А вот низкие тона, от двадцати до шестидесяти килогерц, — были
для больших залов и открытых пространств. Их длинные волны не
боялись воздуха и особо не гасли от лишнего пройденного метра.
Картинка выходила размытой, без мелочей, но зато я мог "увидеть"

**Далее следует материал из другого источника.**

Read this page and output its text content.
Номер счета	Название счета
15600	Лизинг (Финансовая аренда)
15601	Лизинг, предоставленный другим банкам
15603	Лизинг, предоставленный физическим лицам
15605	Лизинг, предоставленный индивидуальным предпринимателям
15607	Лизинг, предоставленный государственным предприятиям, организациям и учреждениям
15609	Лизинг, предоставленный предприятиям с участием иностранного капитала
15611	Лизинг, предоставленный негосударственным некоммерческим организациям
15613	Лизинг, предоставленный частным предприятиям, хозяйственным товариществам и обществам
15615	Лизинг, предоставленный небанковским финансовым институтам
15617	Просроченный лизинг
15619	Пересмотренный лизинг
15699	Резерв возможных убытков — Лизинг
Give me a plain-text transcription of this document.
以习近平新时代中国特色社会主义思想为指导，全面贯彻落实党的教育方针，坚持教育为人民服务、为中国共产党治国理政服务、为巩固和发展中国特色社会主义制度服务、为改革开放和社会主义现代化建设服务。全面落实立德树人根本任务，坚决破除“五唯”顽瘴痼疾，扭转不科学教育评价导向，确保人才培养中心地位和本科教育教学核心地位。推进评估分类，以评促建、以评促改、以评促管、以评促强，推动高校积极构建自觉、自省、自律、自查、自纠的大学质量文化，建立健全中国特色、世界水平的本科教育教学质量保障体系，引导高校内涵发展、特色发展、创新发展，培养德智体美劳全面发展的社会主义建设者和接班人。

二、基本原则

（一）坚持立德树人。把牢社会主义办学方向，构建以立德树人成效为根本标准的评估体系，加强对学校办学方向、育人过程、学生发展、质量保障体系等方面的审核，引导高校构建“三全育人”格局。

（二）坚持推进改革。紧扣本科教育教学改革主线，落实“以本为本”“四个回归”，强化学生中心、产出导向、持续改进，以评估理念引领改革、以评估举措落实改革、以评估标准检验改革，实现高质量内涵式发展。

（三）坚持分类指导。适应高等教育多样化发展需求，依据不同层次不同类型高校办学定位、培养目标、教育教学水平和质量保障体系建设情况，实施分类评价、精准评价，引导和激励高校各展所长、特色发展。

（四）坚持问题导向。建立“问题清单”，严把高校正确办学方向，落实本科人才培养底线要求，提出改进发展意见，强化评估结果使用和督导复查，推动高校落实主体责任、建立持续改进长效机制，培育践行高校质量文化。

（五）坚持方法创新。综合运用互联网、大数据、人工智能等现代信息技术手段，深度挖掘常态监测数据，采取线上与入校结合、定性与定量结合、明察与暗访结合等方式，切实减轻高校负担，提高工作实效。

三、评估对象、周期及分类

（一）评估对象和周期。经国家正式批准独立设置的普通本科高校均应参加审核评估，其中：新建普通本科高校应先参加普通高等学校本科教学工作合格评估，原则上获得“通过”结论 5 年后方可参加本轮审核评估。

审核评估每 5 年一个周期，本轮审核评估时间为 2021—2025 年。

весь зал разом: где стены, где выход, где силуэт
смотрительницы.
Я выдохнул, посылая ещё один низкий импульс. Эхо вернулось, и я
наконец-то понял, где она стоит. Уверенно подошёл к ней и
остановился. Раздалось шуршание, меня грубо схватили за руку и
поставили за её спиной.
Я прошёл одно из многих испытаний, которые были у нас на пути,
но зато дальше было проще. Найти путь через ров с шумящей внизу
водой. Сбалансироваться, чтобы не упасть. И наконец, лабиринт —
сеть туннелей, где эхо путалось во всевозможных ходах и отражалось
по нескольку раз. Смотрительница звала издалека, её щелчки едва
пробивались сквозь гул подземных вод.
После предыдущих испытаний лабиринт оказался простым. В голове
формировалась карта: тупики и пустые ходы выдавали себя суженным
звуком. Лабиринт, сломавший бы зрячего, я прошёл с первого
раза.
Привыкнув, я начал получать удовольствие. С таким слухом жизнь в
пещере была преимуществом. Мы могли одолеть любых врагов, но, к
счастью, кроме злокрысов и жуков, сюда никто не спускался.
Почти...
Чуткость к вибрациям открыла новые звуки. Например, гул под
пещерой — запретная зона, куда ходили только охотники под защитой
шаманов. Залы двемеров. Странный ритм их машин и труб часто
привлекал внимание перед сном. Сложно было сосредоточиться, когда
под землёй раздавались эти звуки.
Особенно завораживал гул, будто кто-то катился по широким
трубам, пронизывающим пещеры.
Но эти звуки тоже помогали учиться ориентироваться и были
неотъемлемой частью обучения. Затем нас учили языку из шипений,
звуков и мелодий.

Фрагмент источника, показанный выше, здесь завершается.